The guidance also reflects the revised guidance published in April 2017 by the UK charity regulators for auditors and examiners about reporting matters of material significance to the charity regulators.

Nigel Davies, Head of Accountancy Services at the Charity Commission said:

These new requirements and the more robust examination process will ensure that charities’ accounts are sufficiently scrutinised and that any regulatory concerns are identified as early as possible. It will also provide reassurance to trustees and the public that there is adequate oversight over charities’ finances.

We’re grateful to everyone that provided feedback to us during the consultation process and the working party members who assisted us. The improvements that we’ve made to the guidance as a result, such as creating a new checklist for examiners, will ensure that examiners are well equipped to meet the new requirements and that there is an appropriate balance between the duties of charities and examiners, and the need for a robust independent examination process alongside high-quality, transparent charity reporting.

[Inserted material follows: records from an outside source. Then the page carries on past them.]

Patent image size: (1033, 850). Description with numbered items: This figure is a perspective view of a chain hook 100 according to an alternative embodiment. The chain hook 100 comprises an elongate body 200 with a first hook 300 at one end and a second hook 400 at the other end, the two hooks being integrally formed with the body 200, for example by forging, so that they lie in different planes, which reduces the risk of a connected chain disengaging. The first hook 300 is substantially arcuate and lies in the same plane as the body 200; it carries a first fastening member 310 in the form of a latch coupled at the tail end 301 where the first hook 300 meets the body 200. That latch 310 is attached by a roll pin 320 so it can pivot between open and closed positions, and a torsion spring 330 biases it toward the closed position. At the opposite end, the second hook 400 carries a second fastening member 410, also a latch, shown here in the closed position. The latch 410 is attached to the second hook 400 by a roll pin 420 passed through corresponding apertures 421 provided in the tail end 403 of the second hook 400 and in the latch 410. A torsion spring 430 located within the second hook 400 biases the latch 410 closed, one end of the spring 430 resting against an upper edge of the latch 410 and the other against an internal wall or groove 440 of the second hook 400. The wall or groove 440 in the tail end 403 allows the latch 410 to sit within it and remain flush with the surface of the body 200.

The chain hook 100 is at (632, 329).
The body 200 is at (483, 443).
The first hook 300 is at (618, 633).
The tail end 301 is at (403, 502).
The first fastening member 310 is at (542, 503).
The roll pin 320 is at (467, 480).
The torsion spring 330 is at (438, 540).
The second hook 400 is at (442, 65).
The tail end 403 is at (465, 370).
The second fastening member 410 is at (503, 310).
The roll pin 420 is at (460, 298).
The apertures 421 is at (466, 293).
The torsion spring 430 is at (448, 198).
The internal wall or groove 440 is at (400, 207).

The new Directions and guidance are mandatory for independent examiner reports signed and dated on or after 1 December 2017. This is to allow time for examiners to familiarise themselves with the guidance. However, early adoption is encouraged.

PR 59/17

Notes to editors

  1. The Charity Commission is the independent regulator of charities in England and Wales. To find out more about our work, see our annual report.
  2. Search for charities on our online register.
  3. Charity law requires those charities with a gross income threshold of more than £25,000 to have some form of external scrutiny of their accounts. The trustees may opt for an independent examination if their charity’s income is not more than £1m, or where gross income exceeds £250,000, its gross assets are not more than £3.26 million, and provided an audit is not required by charity law or due to some other reason. More information is available in Charity reporting and accounting: the essentials November 2016 (CC15d).
  4. Section 145 of the Charities Act 2011 provides the power for the Commission to issue Directions and guidance to independent examiners setting out how they must go about performing an independent examination. The Charities (Reports and Accounts) Regulations 2008, Regulation 31, requires that examiners confirm that they have carried out their examination in accordance with the Directions and guidance.
  5. Charity accounts prepared on an accruals basis must follow the methods and principles of the applicable SORP- these are referred to as ‘SORP accounts’ in this press release.